At Dr. Ladyhouse's request, I had calmed down on my pain button, but I still had to be told when I was having a contraction, so that I knew when to push. Things weren't progressing at a rate they liked, so they upped my oxytocin again. Eventually the contractions got painful again, but nothing like before the epidural. I guess I pushed for a solid 2.5 hours, but I was still incredibly out of it (I learned later that the epidural was full of a narcotic) and it only felt like about 20 mins.
He was born with open eyes, looking around at the world, not crying, but not looking very happy about things, either. And that's why I don't care that my birth plan was a total disaster. It's all very cliche, but when they gave him to me, I really didn't care how he had gotten there, just that I had him. All memory of the pain just melted away. I still remember the events, obviously, and I remember that there was pain, but I don't remember the pain itself.
He is absolutely perfect. Just totally adorable, and already very smart and alert and so soft and cuddly and... ahh! I was getting teary eyed yesterday at the thought that he can't just stay this size.

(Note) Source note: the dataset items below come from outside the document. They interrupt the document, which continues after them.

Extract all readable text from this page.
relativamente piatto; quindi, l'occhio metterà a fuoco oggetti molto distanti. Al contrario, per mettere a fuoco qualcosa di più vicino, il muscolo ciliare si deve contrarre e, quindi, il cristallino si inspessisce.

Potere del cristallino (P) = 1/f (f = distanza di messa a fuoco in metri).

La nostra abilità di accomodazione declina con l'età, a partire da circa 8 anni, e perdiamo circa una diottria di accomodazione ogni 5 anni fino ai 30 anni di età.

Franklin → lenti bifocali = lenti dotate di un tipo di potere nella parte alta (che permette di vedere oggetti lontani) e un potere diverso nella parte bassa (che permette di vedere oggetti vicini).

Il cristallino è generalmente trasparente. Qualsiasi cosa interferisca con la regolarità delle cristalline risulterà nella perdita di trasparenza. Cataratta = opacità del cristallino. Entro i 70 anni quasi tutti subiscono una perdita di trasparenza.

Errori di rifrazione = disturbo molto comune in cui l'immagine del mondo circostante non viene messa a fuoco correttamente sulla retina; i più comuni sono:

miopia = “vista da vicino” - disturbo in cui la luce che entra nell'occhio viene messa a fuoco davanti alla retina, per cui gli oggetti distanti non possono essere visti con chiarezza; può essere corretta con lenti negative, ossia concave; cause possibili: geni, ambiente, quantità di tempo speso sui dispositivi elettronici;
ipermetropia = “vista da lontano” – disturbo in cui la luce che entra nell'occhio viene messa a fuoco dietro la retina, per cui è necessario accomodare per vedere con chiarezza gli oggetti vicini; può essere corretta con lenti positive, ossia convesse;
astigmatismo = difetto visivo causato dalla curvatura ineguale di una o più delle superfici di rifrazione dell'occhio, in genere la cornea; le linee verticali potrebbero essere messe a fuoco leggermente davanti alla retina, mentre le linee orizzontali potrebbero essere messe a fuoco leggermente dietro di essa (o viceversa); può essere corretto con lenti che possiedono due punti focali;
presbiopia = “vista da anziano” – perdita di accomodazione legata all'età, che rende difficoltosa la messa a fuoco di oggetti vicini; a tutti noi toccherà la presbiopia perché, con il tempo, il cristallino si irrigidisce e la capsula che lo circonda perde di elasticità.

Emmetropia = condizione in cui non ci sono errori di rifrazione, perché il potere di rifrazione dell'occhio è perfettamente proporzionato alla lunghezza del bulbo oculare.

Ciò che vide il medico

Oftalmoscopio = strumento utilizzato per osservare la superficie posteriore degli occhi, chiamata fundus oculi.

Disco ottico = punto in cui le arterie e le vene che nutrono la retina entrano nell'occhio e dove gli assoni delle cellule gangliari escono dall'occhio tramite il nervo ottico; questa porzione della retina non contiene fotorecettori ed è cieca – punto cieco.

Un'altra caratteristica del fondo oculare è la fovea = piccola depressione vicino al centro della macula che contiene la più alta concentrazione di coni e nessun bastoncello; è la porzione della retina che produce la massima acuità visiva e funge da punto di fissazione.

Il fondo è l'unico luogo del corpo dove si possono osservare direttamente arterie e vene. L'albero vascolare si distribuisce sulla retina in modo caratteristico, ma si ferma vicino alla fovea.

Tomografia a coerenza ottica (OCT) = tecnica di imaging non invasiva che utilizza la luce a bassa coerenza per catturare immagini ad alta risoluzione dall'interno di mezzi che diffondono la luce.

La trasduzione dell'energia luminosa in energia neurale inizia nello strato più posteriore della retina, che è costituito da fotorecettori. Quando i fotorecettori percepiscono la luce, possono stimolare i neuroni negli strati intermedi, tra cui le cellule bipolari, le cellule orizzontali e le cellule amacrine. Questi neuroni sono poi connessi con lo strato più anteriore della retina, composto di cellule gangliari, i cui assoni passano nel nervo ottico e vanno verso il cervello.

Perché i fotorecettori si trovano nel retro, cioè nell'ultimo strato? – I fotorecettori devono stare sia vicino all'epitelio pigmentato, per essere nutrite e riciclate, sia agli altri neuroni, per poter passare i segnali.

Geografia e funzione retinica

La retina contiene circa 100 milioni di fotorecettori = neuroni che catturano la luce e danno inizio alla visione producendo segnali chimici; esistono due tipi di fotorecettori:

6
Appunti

Mr. Wolfman is an absolute natural, and loves to snuggle the little monster and tell him about all the fun stuff they'll do together when he's older. He'd never even held a baby before and by the end of day one, had mastered changing, burping, swaddling* and cuddling. He's well and truly mastered sleep when they sleep as well.
Well, I need to wake up a certain adorable somebody and give him some breakfast. I had planned on this being a much shorter blog. I ended up saving it part way through writing and coming back to it. Sometimes you just have to roll with the punches.
*which we can't do anymore because the little monster figured out how to flip back to front at 5 effing days old.